While the North Sea is set to remain a gas hub for some years yet, it has recently seen another role emerging as a European energy resource – that of offshore wind power. Electricity from wind, generated offshore is expensive, and the logistics around maintaining assets in hostile waters is challenging, as the oil and gas industry has found for decades now. Nevertheless, with limitations as to how much of Europe’s landscape can be turned over to wind turbines, the North Sea countries of Europe – Britain, Belgium, the Netherlands, Germany and Denmark – have all embarked on ambitious plans to expand their offshore wind, from initial wind farms just off the coast out into deeper waters in the southern North Sea.
With this emerging mix of gas and wind energy, nuclear, which has for so long provided baseload generation in countries like Britain and Germany, and dominated the mix in France , looked set for a second revival, with French and German energy giants like EdF, Eon and RWE looking to invest in new-technology PWR plants of up to 1500MW each. Nuclear’s timer appeared to have come again.
Then came the Japanese earthquake and tsunami, and the crippling of Japan’s coastal nuclear power stations. Overnight, nuclear suddenly went back to being, in the eyes of investors and policymakers, a high-risk energy technology.

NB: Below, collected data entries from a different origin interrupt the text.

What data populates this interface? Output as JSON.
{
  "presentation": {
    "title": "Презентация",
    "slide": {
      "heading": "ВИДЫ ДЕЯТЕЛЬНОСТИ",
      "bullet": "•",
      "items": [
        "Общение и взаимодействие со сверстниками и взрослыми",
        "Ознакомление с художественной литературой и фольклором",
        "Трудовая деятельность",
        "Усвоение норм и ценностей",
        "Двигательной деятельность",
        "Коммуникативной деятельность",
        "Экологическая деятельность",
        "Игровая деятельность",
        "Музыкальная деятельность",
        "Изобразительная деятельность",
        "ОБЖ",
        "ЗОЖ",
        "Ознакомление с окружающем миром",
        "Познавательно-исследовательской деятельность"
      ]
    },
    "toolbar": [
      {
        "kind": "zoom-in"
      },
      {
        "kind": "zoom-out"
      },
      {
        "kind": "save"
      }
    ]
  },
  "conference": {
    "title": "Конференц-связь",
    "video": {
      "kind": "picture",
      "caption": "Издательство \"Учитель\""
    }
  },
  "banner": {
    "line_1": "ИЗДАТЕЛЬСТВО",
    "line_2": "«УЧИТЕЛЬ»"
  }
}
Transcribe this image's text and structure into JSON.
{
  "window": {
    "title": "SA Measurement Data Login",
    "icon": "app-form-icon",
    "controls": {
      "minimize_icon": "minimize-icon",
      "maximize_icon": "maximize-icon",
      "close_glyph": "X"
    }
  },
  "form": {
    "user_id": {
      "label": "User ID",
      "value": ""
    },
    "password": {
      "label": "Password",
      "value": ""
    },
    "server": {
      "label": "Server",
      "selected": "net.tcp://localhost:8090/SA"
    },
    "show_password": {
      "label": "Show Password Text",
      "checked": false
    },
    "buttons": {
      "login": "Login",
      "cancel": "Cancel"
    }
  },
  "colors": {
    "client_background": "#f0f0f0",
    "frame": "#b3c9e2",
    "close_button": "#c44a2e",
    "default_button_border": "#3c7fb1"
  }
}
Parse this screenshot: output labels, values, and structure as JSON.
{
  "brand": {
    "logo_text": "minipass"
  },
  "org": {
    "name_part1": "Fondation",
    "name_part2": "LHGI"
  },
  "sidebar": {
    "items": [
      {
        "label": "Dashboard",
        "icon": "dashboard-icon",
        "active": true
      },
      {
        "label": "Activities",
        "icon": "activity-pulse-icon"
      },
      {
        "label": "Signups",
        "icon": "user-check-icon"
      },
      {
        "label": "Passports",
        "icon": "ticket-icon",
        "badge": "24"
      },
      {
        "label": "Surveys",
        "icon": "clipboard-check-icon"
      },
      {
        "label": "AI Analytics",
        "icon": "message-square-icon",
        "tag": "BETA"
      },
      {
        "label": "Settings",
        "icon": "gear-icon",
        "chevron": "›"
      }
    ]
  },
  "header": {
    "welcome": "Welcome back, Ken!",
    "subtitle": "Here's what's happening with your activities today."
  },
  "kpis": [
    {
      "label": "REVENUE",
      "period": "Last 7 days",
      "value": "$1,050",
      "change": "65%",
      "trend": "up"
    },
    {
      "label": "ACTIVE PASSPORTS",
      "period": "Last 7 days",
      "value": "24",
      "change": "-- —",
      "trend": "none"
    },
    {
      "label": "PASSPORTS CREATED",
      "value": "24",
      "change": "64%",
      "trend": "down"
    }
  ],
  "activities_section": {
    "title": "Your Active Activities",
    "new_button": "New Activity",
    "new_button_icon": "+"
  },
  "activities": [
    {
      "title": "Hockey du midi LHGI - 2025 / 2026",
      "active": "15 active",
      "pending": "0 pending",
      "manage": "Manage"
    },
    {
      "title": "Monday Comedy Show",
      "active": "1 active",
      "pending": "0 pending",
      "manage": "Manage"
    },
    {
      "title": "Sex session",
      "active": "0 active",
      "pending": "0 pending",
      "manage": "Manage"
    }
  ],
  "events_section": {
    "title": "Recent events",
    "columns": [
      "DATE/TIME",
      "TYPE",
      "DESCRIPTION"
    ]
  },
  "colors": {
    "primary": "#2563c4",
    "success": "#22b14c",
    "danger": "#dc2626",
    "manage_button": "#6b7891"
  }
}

Although Europe’s planned new generation of nuclear power stations were not planned to be sited on earthquake fault lines (although Italy, another country planning new nuclear stations has been prone to seismic activity), the inevitable call for a revised look at nuclear safety, with its attendant cost implications, and the threat of negative pressure from already skeptical European electorates could mean that nuclear’s new European dawn is stalled. What then for the energy mix?
The obvious beneficiaries of a nuclear setback would be gas and wind. But another might be carbon capture and storage, which although unproven at a commercial scale, and expensive, might provide a way back for fossil-fuel baseload generation if nuclear power becomes unavailable to fill that gap. Carbon capture is initially seen as a way of mitigating the impact of coal generation, but could also be used in conjunction with gas plants, making an already lower carbon fossil fuel lower carbon still.
What is clear is that Europe’s electricity needs will increase as the continent’s transport becomes increasingly electrified. That electricity will have to be substantially low carbon, both to meet Europe’s 2020 renewable, low- carbon and energy-efficiency targets, and to meet further, more ambitious targets for carbon up to 2050. The question now is how big a role gas will play? Gas from either the North Sea, from new shale gas deposits or imports through new east-west pipelines or LNG terminals are the primary gas plays to be considered.
Whatever the final scenario, an increasingly electrified Europe with a lower-carbon footprint and a firm hand of energy security could provide good opportunities for the gas industry, with or without carbon capture.